Inga Beale, chief executive of the Lloyd’s insurance market, has called on the UK government to share data about cyber attacks as the industry is struggling to collect enough information about new digital threats.
Cyber insurance is one of the fastest growing parts of the industry as high-profile attacks — such as the one suffered by Tesco Bank earlier this month — drive up demand from companies for cover.
The market generates premiums worth about $2.5bn per year and is expected to grow to $7.5bn by 2020.
New EU regulations due to come into force in 2018 will make it compulsory for companies to report details of cyber attacks to the authorities, much as companies in the US do already.

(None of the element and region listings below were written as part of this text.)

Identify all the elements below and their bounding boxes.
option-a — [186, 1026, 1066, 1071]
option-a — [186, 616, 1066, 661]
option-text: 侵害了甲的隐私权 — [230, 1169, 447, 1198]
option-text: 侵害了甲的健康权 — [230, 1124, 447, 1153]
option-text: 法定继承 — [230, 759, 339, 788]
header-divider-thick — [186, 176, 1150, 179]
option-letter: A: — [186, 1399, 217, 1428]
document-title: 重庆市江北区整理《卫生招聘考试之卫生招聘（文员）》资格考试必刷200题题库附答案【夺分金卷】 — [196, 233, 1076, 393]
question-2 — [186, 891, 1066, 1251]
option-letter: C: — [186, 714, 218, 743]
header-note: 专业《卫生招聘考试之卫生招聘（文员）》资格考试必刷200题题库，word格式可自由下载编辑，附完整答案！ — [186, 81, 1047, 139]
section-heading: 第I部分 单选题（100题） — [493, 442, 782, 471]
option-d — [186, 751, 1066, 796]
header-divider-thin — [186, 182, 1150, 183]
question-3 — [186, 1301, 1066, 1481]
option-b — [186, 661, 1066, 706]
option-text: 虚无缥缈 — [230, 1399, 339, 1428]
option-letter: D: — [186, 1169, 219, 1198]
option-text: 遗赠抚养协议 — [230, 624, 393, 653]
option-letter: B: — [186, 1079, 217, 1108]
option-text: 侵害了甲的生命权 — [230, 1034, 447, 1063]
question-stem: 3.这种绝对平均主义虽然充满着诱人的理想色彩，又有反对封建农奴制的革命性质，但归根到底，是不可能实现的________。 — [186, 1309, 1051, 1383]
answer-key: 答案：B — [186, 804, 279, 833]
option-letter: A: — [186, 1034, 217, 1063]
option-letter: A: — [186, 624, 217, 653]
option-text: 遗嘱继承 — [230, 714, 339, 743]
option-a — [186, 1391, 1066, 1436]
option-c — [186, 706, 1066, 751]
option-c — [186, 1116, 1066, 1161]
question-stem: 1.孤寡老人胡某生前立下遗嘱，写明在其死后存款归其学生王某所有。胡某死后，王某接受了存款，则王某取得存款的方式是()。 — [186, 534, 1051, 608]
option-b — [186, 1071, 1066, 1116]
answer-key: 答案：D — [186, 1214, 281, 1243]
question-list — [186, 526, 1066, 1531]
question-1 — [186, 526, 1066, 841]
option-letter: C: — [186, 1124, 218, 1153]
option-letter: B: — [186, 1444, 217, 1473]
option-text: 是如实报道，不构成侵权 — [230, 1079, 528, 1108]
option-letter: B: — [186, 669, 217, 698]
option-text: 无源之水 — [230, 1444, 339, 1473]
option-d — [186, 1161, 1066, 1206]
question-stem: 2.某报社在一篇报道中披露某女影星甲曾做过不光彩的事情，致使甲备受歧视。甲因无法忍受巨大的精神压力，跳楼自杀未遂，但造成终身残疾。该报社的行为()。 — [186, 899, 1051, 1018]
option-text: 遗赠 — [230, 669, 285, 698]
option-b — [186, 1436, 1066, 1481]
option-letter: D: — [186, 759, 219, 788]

Ms Beale hopes that the industry can use anonymised versions of those reports to help with pricing.
Ms Beale said the lack of available data about past attacks was a problem for insurers who want to provide cyber coverage.
“We’d love to have the data to build up a fair pricing model,” said Ms Beale. “We’d very much like to be able to work with the government in 2018 and beyond to get a flavour of the types of breaches and the cost of them.”

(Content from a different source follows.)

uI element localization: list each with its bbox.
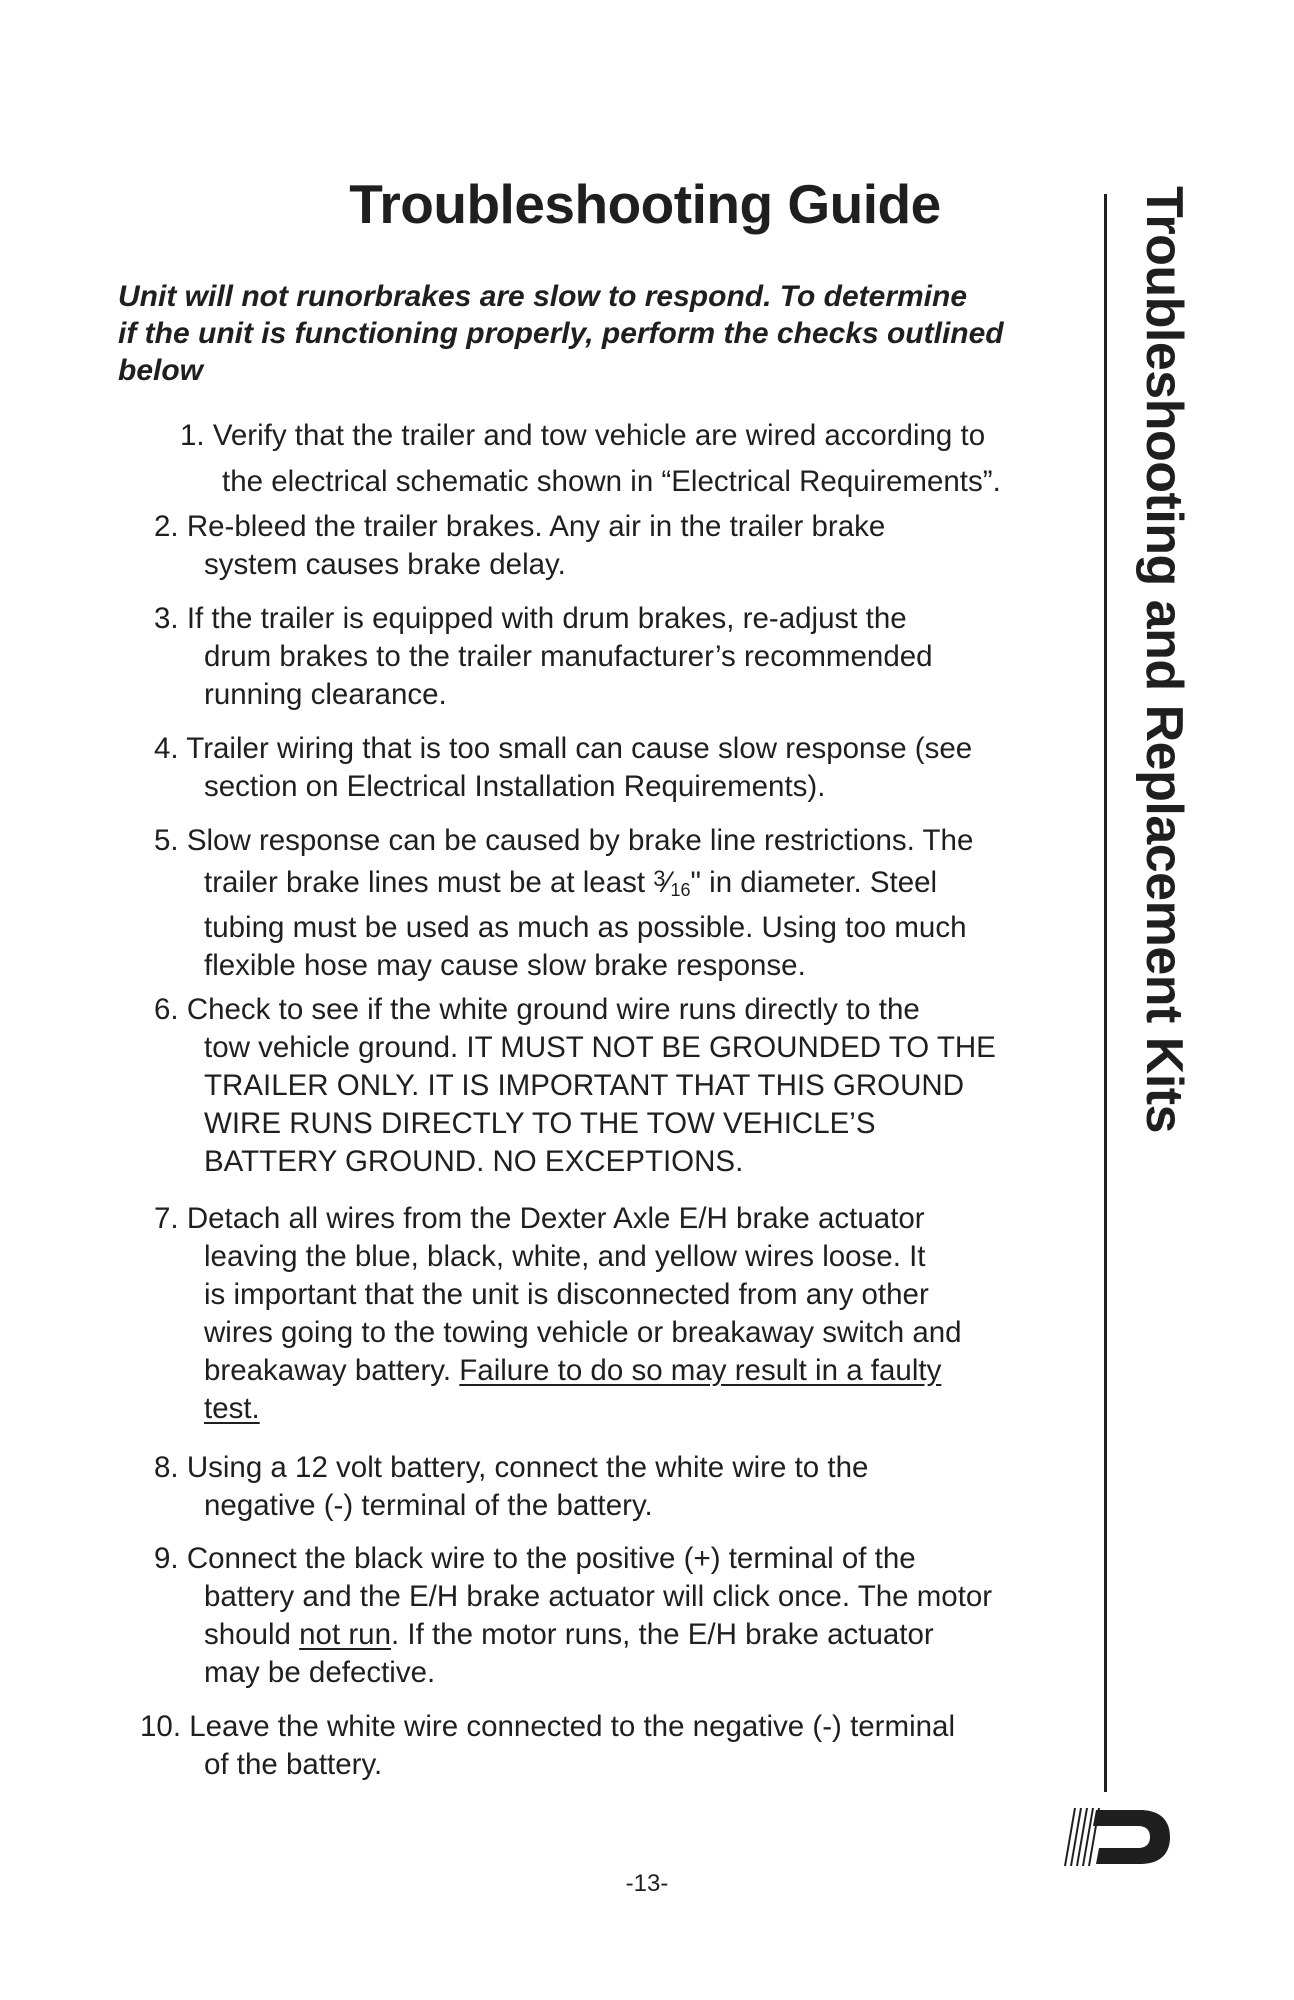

Insurance experts expect the new rules to drive demand for cyber insurance as companies seek to cover the reporting costs and remedial work associated with an attack. Companies that suffer data breaches could face fines of up to €20m under the new rules.

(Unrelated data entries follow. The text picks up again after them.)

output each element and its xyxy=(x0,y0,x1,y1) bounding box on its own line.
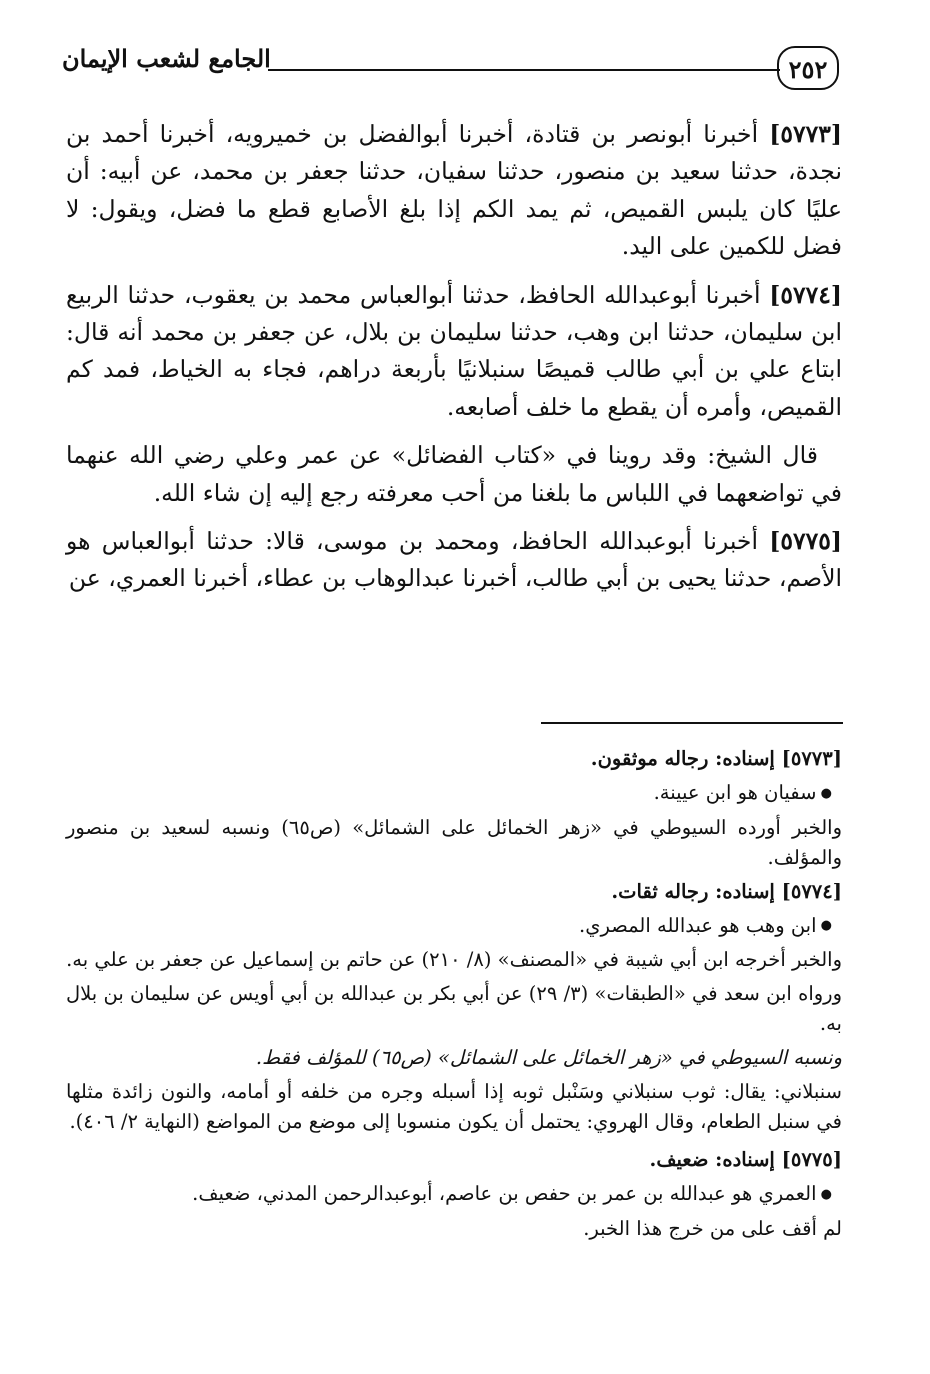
footnote-heading: [٥٧٧٣] إسناده: رجاله موثقون. xyxy=(590,747,842,770)
footnote-bullet: ● العمري هو عبدالله بن عمر بن حفص بن عاصم، أبوعبدالرحمن المدني، ضعيف. xyxy=(66,1179,842,1210)
footnote-heading: [٥٧٧٤] إسناده: رجاله ثقات. xyxy=(611,879,842,903)
footnote-line: ونسبه السيوطي في «زهر الخمائل على الشمائل» (ص٦٥) للمؤلف فقط. xyxy=(255,1046,842,1069)
header-rule xyxy=(268,69,780,71)
hadith-number: [٥٧٧٥] xyxy=(769,527,842,556)
footnote-bullet: ● سفيان هو ابن عيينة. xyxy=(66,778,842,809)
hadith-5774 xyxy=(66,277,842,427)
hadith-text: أخبرنا أبونصر بن قتادة، أخبرنا أبوالفضل بن خميرويه، أخبرنا أحمد بن نجدة، حدثنا سعيد بن منصور، حدثنا سفيان، حدثنا جعفر بن محمد، عن أبيه: أن عليًا كان يلبس القميص، ثم يمد الكم إذا بلغ الأصابع قطع ما فضل، ويقول: لا فضل للكمين على اليد. xyxy=(66,120,842,261)
footnote-line: ورواه ابن سعد في «الطبقات» (٣/ ٢٩) عن أبي بكر بن عبدالله بن أبي أويس عن سليمان بن بلال به. xyxy=(66,982,842,1035)
footnote-line: والخبر أورده السيوطي في «زهر الخمائل على الشمائل» (ص٦٥) ونسبه لسعيد بن منصور والمؤلف. xyxy=(66,815,842,869)
footnote-line: سنبلاني: يقال: ثوب سنبلاني وسَنْبل ثوبه إذا أسبله وجره من خلفه أو أمامه، والنون زائدة مثلها في سنبل الطعام، وقال الهروي: يحتمل أن يكون منسوبا إلى موضع من المواضع (النهاية ٢/ ٤٠٦). xyxy=(66,1080,842,1133)
footnote-separator xyxy=(541,722,843,724)
hadith-text: أخبرنا أبوعبدالله الحافظ، ومحمد بن موسى، قالا: حدثنا أبوالعباس هو الأصم، حدثنا يحيى بن أبي طالب، أخبرنا عبدالوهاب بن عطاء، أخبرنا العمري، عن xyxy=(66,527,842,593)
hadith-number: [٥٧٧٣] xyxy=(769,120,842,148)
footnote-line: لم أقف على من خرج هذا الخبر. xyxy=(583,1216,842,1240)
hadith-text: أخبرنا أبوعبدالله الحافظ، حدثنا أبوالعباس محمد بن يعقوب، حدثنا الربيع ابن سليمان، حدثنا ابن وهب، حدثنا سليمان بن بلال، عن جعفر بن محمد أنه قال: ابتاع علي بن أبي طالب قميصًا سنبلانيًا بأربعة دراهم، فجاء به الخياط، فمد كم القميص، وأمره أن يقطع ما خلف أصابعه. xyxy=(66,280,842,421)
footnote-line: والخبر أخرجه ابن أبي شيبة في «المصنف» (٨/ ٢١٠) عن حاتم بن إسماعيل عن جعفر بن علي به. xyxy=(66,948,842,971)
main-text xyxy=(66,116,842,609)
page-number: ٢٥٢ xyxy=(777,46,839,90)
footnotes xyxy=(66,744,842,1248)
footnote-heading: [٥٧٧٥] إسناده: ضعيف. xyxy=(649,1148,842,1171)
hadith-number: [٥٧٧٤] xyxy=(769,280,842,309)
sheikh-comment: قال الشيخ: وقد روينا في «كتاب الفضائل» عن عمر وعلي رضي الله عنهما في تواضعهما في اللباس ما بلغنا من أحب معرفته رجع إليه إن شاء الله. xyxy=(66,441,842,507)
hadith-5773 xyxy=(66,116,842,266)
hadith-5775 xyxy=(66,523,842,598)
footnote-bullet: ● ابن وهب هو عبدالله المصري. xyxy=(66,911,842,942)
running-title: الجامع لشعب الإيمان xyxy=(62,44,271,73)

Ms Beale says that Lloyd’s, which has a 25 per cent share of the global cyber market, has introduced 15 new products in the past year, and now offers coverage for the costs of reporting attacks, regulatory costs, liability for third party costs and business interruption coverage.
Buyers of cyber insurance have in the past complained that the policies on offer are too limited as they do not cover the damage that an attack can cause to a company’s reputation or brand.
Ms Beale says that policies at Lloyd’s now cover the lost sales that can result from reputational damage. “This is an opportunity [for the insurance industry] to build trust and prove that it can play the role we say it should.”
New data from AIG shows that ransomware and extortion cause the largest number of claims on cyber insurance policies in Europe, rather than higher profile data breach incidents. The US-based insurer says that ransomware accounted for 16 per cent of claims between 2013 and 2016.
Noona Barlow, head of liabilities and financial lines claims for AIG in Europe, said: “While ransom demands typically remain small, this form of extortion is a lucrative and relatively straightforward way of accessing ‘fast cash’ for cyber criminals and we can only see it growing in the future.”